502NRoxboro_1_August2006.jpg


August 2006

I apologize for the poor quality of this picture - but you never know how quickly or slowly the Durham Demolition... uh, Department of Housing and Community development will move. So it could be gone by this afternoon, or be around next year.

502NRoxboro_2_August2006.jpg


Below is a partial "before" shot, courtesy of my friend eb:

502 and 504 Roxboro, 12.03.04 (Photo by Lisa Brockmeier)

These two houses represented two of the last three houses in the 500 block of North Roxboro St. They were once quite beautiful, and had begun to fade by the 1970s, when much around them had been demolished by urban renewal.



Looking east-southeast, 1970s. (State Historic Preservation Office)

It's hard to see the elaborate stained-glass surrounds around the windows on 502 - which were in place until ~ 3 years ago.
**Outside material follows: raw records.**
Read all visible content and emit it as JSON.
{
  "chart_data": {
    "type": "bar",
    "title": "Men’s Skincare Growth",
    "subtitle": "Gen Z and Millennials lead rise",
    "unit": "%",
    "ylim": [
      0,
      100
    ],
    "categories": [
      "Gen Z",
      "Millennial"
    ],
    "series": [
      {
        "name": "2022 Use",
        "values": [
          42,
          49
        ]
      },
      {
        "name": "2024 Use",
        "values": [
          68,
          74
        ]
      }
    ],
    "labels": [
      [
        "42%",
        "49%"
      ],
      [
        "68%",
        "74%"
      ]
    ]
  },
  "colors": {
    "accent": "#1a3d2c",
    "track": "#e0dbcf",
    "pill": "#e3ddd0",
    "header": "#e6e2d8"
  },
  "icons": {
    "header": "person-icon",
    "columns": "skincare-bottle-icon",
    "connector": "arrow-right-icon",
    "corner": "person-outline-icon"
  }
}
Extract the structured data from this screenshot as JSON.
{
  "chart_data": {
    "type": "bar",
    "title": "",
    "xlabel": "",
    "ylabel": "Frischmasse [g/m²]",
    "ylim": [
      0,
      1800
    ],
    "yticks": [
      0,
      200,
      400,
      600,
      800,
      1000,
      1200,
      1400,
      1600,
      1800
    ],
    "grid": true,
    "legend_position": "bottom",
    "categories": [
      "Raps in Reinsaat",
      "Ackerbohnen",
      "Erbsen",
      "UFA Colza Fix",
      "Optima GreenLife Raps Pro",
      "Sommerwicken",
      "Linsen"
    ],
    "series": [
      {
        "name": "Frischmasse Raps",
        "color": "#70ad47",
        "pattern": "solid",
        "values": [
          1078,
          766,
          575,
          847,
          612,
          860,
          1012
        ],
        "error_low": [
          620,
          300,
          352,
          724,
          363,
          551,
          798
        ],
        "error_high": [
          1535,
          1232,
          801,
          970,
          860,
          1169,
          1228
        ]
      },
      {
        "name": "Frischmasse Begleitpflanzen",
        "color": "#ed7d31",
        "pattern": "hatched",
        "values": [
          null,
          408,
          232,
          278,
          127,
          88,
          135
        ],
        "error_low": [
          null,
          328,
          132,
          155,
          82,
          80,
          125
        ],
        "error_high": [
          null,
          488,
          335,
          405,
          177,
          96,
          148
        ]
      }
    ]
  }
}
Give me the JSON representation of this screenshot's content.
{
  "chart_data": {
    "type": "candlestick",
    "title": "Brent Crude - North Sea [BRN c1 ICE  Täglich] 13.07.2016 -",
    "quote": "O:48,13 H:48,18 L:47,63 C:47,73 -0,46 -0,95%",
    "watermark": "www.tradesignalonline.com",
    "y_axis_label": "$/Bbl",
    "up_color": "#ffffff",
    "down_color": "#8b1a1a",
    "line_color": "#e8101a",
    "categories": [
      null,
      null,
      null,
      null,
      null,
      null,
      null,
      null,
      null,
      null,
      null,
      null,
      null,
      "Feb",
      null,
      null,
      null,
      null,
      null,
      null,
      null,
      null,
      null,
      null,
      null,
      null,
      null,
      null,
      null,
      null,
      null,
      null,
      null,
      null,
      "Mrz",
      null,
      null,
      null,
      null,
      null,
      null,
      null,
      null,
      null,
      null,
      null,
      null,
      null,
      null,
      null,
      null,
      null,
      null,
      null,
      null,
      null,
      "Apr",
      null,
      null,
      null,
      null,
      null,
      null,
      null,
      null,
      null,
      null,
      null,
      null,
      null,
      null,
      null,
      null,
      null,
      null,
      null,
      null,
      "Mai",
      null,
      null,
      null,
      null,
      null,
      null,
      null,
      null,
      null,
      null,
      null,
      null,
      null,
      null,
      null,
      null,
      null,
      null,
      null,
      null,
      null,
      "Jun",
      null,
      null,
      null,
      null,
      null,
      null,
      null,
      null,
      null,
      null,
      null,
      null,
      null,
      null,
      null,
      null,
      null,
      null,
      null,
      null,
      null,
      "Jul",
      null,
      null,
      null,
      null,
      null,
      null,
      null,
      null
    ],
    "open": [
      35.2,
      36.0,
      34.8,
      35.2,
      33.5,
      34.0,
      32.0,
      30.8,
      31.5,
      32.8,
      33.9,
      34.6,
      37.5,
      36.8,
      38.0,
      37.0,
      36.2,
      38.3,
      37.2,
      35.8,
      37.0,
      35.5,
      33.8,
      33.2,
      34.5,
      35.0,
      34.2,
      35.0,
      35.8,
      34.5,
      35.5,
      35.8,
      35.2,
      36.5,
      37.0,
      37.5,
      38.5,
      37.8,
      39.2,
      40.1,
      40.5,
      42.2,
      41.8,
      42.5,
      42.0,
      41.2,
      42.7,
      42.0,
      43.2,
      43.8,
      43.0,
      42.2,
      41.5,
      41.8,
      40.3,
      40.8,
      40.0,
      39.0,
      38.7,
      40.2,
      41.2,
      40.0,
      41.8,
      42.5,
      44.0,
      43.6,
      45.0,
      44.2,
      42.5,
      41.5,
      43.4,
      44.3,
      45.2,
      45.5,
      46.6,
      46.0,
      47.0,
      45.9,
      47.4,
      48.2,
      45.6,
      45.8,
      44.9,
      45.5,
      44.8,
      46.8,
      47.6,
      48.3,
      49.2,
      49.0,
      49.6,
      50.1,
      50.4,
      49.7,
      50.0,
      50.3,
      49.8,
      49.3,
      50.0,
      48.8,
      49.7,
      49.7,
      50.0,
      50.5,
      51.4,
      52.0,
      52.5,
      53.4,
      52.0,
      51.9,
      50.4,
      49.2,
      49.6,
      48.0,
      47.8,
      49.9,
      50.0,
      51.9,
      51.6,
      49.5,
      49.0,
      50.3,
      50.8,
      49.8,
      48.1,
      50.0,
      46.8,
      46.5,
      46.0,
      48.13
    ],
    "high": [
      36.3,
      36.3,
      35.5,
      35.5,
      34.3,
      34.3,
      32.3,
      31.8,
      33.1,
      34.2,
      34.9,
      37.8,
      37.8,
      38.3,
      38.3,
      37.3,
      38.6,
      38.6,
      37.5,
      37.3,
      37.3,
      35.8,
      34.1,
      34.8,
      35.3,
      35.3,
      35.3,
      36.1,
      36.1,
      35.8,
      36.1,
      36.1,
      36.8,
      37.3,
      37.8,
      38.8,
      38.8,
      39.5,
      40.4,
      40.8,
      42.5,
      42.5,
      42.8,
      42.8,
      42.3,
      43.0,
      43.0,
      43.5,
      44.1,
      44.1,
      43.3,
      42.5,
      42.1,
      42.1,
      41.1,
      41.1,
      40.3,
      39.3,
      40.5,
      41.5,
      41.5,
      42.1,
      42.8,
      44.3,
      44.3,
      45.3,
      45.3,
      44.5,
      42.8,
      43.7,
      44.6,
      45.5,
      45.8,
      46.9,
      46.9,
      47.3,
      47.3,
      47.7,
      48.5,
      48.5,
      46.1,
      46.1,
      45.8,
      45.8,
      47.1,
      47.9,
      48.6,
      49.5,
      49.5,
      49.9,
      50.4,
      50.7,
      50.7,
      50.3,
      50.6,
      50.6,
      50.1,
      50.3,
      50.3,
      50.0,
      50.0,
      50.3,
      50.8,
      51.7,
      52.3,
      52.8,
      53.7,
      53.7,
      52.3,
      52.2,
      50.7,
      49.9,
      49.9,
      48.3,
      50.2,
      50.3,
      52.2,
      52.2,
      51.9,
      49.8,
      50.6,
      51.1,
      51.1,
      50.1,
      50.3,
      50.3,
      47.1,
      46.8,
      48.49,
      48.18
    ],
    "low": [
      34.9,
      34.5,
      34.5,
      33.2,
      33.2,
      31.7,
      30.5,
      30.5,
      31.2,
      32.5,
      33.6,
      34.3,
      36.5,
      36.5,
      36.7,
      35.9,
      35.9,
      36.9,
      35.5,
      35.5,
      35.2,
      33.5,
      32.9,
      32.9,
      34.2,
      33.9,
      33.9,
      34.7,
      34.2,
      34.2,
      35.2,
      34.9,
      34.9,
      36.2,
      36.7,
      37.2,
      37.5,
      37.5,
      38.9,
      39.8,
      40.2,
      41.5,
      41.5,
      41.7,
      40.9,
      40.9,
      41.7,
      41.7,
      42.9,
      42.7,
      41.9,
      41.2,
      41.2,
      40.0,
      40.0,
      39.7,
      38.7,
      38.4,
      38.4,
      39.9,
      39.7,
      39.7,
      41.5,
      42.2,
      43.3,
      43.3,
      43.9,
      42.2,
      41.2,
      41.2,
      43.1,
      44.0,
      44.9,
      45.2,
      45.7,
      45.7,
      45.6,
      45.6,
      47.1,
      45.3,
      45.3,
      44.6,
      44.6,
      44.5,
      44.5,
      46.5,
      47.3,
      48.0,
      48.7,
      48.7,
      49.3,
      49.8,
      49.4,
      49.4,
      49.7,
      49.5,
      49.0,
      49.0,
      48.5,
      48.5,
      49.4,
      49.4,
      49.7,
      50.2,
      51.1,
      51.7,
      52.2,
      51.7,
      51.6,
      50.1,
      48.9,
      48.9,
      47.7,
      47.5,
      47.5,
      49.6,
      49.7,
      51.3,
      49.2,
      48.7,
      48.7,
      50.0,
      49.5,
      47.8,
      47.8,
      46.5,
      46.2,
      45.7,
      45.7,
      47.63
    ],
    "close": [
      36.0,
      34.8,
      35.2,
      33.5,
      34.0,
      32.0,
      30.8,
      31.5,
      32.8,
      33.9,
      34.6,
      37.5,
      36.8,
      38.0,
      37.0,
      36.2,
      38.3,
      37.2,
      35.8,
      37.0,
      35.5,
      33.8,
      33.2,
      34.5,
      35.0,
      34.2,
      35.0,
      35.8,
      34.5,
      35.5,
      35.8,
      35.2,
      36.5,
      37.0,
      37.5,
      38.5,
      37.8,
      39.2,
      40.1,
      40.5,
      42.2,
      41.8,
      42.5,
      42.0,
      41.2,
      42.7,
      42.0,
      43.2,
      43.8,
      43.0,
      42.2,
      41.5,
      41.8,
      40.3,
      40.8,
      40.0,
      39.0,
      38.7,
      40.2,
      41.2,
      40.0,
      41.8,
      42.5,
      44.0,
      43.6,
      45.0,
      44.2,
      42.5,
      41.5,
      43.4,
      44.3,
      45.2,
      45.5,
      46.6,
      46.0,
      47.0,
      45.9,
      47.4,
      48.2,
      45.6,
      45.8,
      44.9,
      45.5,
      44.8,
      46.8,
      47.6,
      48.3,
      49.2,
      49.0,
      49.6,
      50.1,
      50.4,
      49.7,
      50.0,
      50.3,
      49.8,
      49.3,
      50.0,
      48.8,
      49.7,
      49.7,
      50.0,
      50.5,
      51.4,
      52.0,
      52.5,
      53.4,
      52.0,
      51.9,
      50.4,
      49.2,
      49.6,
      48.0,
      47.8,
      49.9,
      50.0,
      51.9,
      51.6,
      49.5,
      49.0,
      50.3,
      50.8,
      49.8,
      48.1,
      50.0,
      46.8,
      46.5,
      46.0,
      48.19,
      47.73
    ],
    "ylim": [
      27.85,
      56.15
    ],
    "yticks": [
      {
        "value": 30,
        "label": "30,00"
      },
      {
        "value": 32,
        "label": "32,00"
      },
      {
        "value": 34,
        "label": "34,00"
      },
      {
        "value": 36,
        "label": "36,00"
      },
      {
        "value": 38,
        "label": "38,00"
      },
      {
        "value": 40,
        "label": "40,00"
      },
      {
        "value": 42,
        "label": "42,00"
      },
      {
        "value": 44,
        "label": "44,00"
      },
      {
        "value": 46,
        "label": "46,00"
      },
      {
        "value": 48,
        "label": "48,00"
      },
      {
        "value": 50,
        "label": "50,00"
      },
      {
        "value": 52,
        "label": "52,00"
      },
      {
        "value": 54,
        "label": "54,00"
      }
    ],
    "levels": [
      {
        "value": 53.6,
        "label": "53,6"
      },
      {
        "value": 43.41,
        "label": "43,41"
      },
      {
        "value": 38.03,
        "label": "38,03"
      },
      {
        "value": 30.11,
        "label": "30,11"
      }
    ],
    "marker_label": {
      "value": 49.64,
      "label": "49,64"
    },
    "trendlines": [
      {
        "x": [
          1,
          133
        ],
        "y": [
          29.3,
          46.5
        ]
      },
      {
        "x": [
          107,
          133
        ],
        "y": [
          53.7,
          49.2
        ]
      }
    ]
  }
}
These had been stripped, and the windows replaced with vinyl. The great double-leaf front door was replaced with a regular 3'0 front door.

The houses had been vacant for several years, and, without intervention, a bad outcome was inevitable. I thought it would simply be torn down.

The Raleigh News and Observer states that the fire has been deemed suspicious by the fire department.

It has been obvious that these two houses, surrounded by vacant land from urban renewal and church parking needs, were going to go. Have city or county government, economic development groups, or local non-profits done anything to 'encourage' the owner towards repair or sale of these houses? Not that I'm aware of.



500NRoxboro_pano_0806.jpg

500 block North Roxboro, August 2006.

 




Here you can see the quantity of vacant/poorly used land surrounding these properties. Most of the land in this picture is an entire block (save one house) of surface parking for the First Baptist Church (all formerly housing). This is Exhibit A in my claim that faith communities are a repeat winner on my Top 5 Threats to Preservation list. This was once a continguous neighborhood with the houses in the distance, which are part of the Cleveland-Holloway Historic District (and themselves threatened by neglect). It was also once a contiguous neighborhood with Dillard Street, profiled in an earlier post.

Update 4/07:
Both 502 and 504 N. Roxboro, the burned and the unburned, were demolished in late 2006. It is now a trash-filled vacant lot.

As of 2013, the owners have been talking big for a good 4-5 years about their apartment development plans for the mess of a vacant block. Unfortunately for them, while they've been pie-in-the-skying,  professional apartment developers have come into Durham and, as of late 2013, have ~1500 units coming out of the ground. (With another 1000 or so in the pipeline.) I'm afraid this isn't going to work out so well for them, as they've missed the market opening.

But they can probably afford to sit on it, unfortunately for the rest of us, in semi-perpetuity.

Comments

I went into the house after the fire. There was a door filled with keys, one of the strangest things I've ever seen. Rows and rows of neatly lined hooks with multiple keys on each hook.

Strange how a week after the fire department refused to burn them since they were too close they caught fire mysteriously in the night.